Hollow-fiber membrane for efficient nitrogen separation
- Evonik has developed a new hollow-fiber membrane for obtaining nitrogen from air
- Available on the market since early 2016
- New technology is efficient, flexible, and sustainable
In SEPURAN® N2 Evonik Industries has developed a new hollow-fiber membrane for efficient separation of nitrogen from air. The advantages of this new technology over classical cryogenic air separation as well as current membrane processes are its greater flexibility and lower costs. It can be combined with existing systems, for example to meet peak demand, or directly connected to compressed air systems to supply nitrogen. In addition, Evonik’s SEPURAN® N2 membranes offer a lower-cost solution than other membranes due to the high capacity and low air requirement. The new technology from Evonik has been on the market since early 2016.
As an inert gas of low reactivity, nitrogen is used as a protective gas in many sectors of industry; in the food industry or in the aerospace industry to inert the fuel tanks of planes and create a flame-resistant atmosphere. With a market share exceeding 40 percent, nitrogen has the highest market volume in the gas separation sector.
Goetz Baumgarten, who is responsible for global SEPURAN® business in Evonik’s Resource Efficiency Segment, says: "With SEPURAN® N2 we plan to extend our technology position in customized membrane gas-separation systems." The SEPURAN® N2 hollow-fiber membrane at the heart of the technology consists of polyimide, a high-performance polymer that is highly chemically and thermally stable, and is produced by Evonik at its Lenzing (Austria) site. The hollow fibers, which resemble long and very thin tubes of pasta, are bundled together, embedded in a resin developed specially for the purpose, and enclosed in a stainless steel module. The membrane module, approximately 1.3 m long, contains several tens of thousands of these fine tubes, each of diameter 0.5 mm.

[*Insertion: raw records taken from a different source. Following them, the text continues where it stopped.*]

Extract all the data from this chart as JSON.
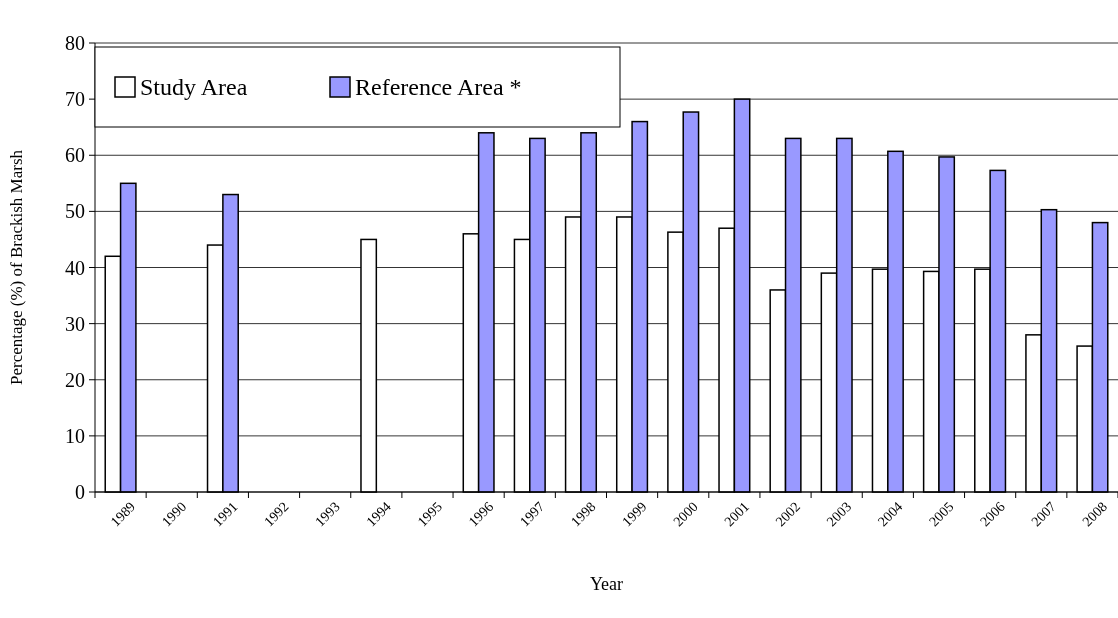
{
  "chart_data": {
    "type": "bar",
    "xlabel": "Year",
    "ylabel": "Percentage (%) of Brackish Marsh",
    "categories": [
      "1989",
      "1990",
      "1991",
      "1992",
      "1993",
      "1994",
      "1995",
      "1996",
      "1997",
      "1998",
      "1999",
      "2000",
      "2001",
      "2002",
      "2003",
      "2004",
      "2005",
      "2006",
      "2007",
      "2008"
    ],
    "series": [
      {
        "name": "Study Area",
        "color": "#ffffff",
        "values": [
          42,
          null,
          44,
          null,
          null,
          45,
          null,
          46,
          45,
          49,
          49,
          46.3,
          47,
          36,
          39,
          39.7,
          39.3,
          39.7,
          28,
          26
        ]
      },
      {
        "name": "Reference Area *",
        "color": "#9999ff",
        "values": [
          55,
          null,
          53,
          null,
          null,
          null,
          null,
          64,
          63,
          64,
          66,
          67.7,
          70,
          63,
          63,
          60.7,
          59.7,
          57.3,
          50.3,
          48
        ]
      }
    ],
    "ylim": [
      0,
      80
    ],
    "yticks": [
      0,
      10,
      20,
      30,
      40,
      50,
      60,
      70,
      80
    ],
    "grid": "y",
    "legend": "top left"
  }
}
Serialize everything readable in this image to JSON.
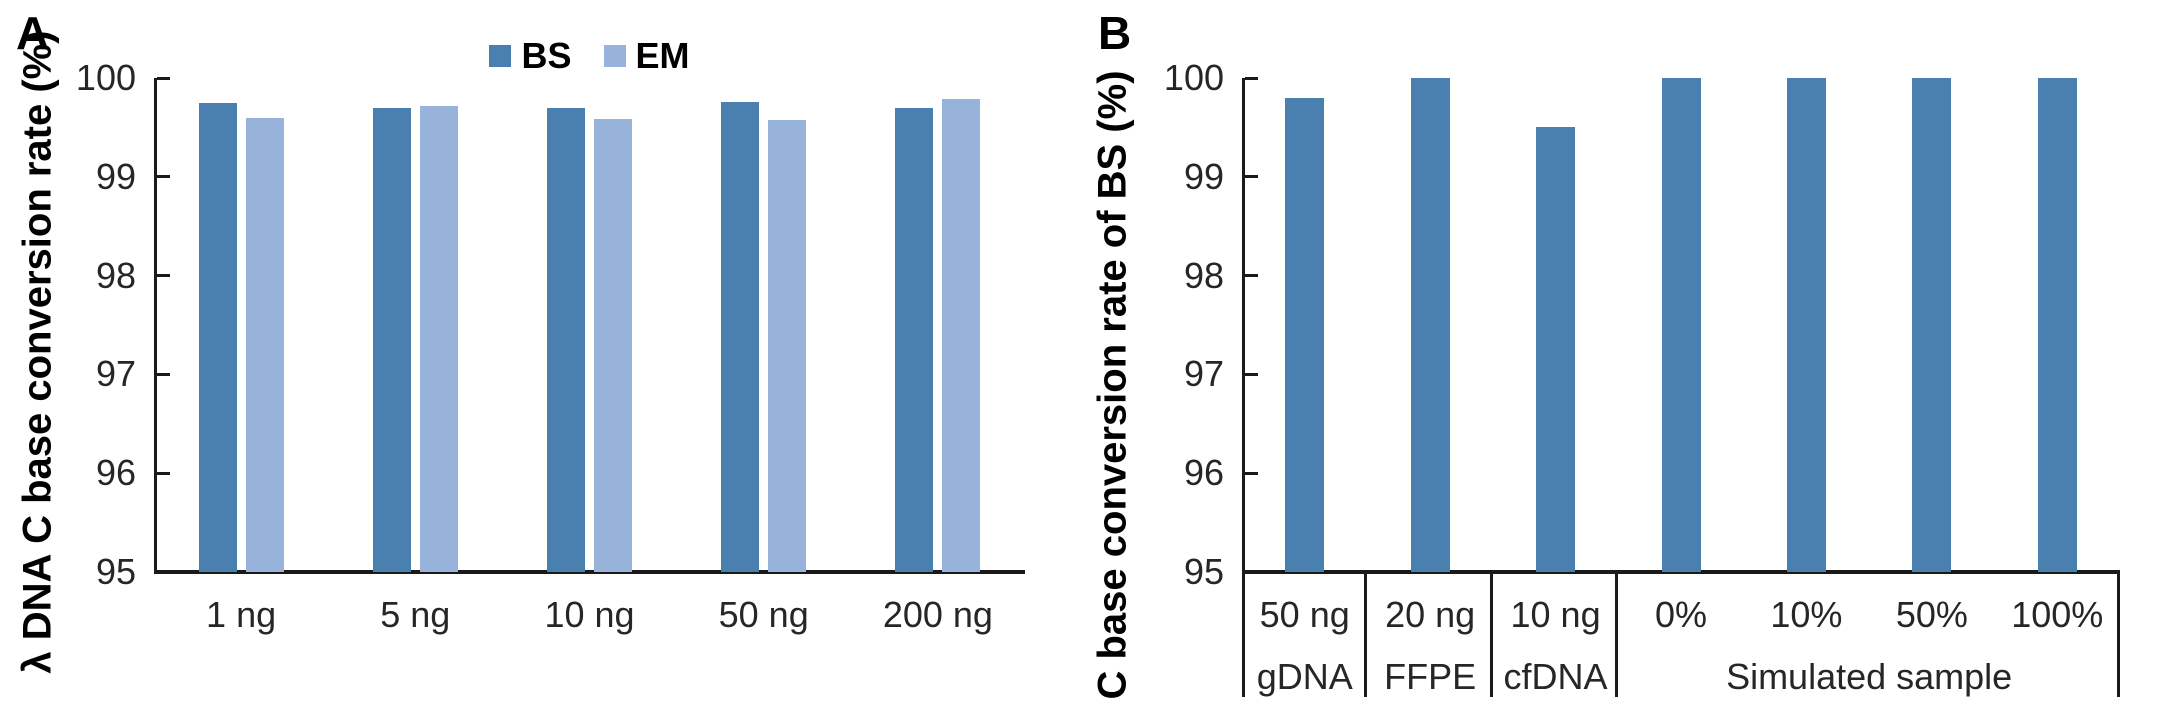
{
  "chart_data": [
    {
      "type": "bar",
      "panel": "A",
      "title": "A",
      "ylabel": "λ DNA C base conversion rate (%)",
      "xlabel": "",
      "ylim": [
        95,
        100
      ],
      "yticks": [
        95,
        96,
        97,
        98,
        99,
        100
      ],
      "grid": false,
      "legend_position": "top-center",
      "categories": [
        "1 ng",
        "5 ng",
        "10 ng",
        "50 ng",
        "200 ng"
      ],
      "series": [
        {
          "name": "BS",
          "color": "#4a80b0",
          "values": [
            99.75,
            99.7,
            99.7,
            99.76,
            99.7
          ]
        },
        {
          "name": "EM",
          "color": "#98b3d9",
          "values": [
            99.6,
            99.72,
            99.58,
            99.57,
            99.79
          ]
        }
      ]
    },
    {
      "type": "bar",
      "panel": "B",
      "title": "B",
      "ylabel": "C base conversion rate of BS (%)",
      "xlabel": "",
      "ylim": [
        95,
        100
      ],
      "yticks": [
        95,
        96,
        97,
        98,
        99,
        100
      ],
      "grid": false,
      "legend_position": "none",
      "categories": [
        "50 ng",
        "20 ng",
        "10 ng",
        "0%",
        "10%",
        "50%",
        "100%"
      ],
      "category_groups": [
        {
          "label": "gDNA",
          "span": 1
        },
        {
          "label": "FFPE",
          "span": 1
        },
        {
          "label": "cfDNA",
          "span": 1
        },
        {
          "label": "Simulated sample",
          "span": 4
        }
      ],
      "series": [
        {
          "name": "BS",
          "color": "#4a80b0",
          "values": [
            99.8,
            100,
            99.5,
            100,
            100,
            100,
            100
          ]
        }
      ]
    }
  ],
  "colors": {
    "bar_dark": "#4a80b0",
    "bar_light": "#98b3d9",
    "axis": "#1a1a1a"
  }
}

For separation of nitrogen, compressed air is fed into the hollow-fiber membranes. Air has two main components, consisting of up to 78 percent nitrogen and 21 percent oxygen. Due to their smaller size, oxygen molecules can pass through the membrane more easily than nitrogen molecules. This leads to enrichment of nitrogen to the desired purity inside the hollow fibers, while an O2-rich airstream is generated on the outside. The purity of the N2 can be regulated via the flow rate of the incoming air: The lower this flow rate, the higher is the quality of the nitrogen. For many applications technical nitrogen of purity 95 to 98 percent is adequate. This is where the new Evonik technology stands out.
Compared with other conventional membrane systems the new technology requires fewer modules and less air. A smaller compressor reduces investment costs as well as energy consumption and the modular structure means that the system can be used flexibly. Says Baumgarten: "SEPURAN® N2 is efficient and flexible. This membrane module from Evonik is distinguished by low investment costs, very low operating costs, and low maintenance expenditure."
As a technology leader in high-performance polymers, the specialty chemicals group has developed over the years a wide variety of membrane systems for efficient gas separation. SEPURAN® Green, for example, is used in biogas upgrading because it separates carbon dioxide and methane gas very efficiently. More than 70 biogas upgrading systems globally have been fitted with SEPURAN® Green membrane modules.
Currently, Evonik is expanding its Austrian site in Lenzing/Schörfling to double the existing production capacities for the hollow-fiber membrane modules of its SEPURAN® brand. The production of additional membrane modules is projected to begin in late 2017.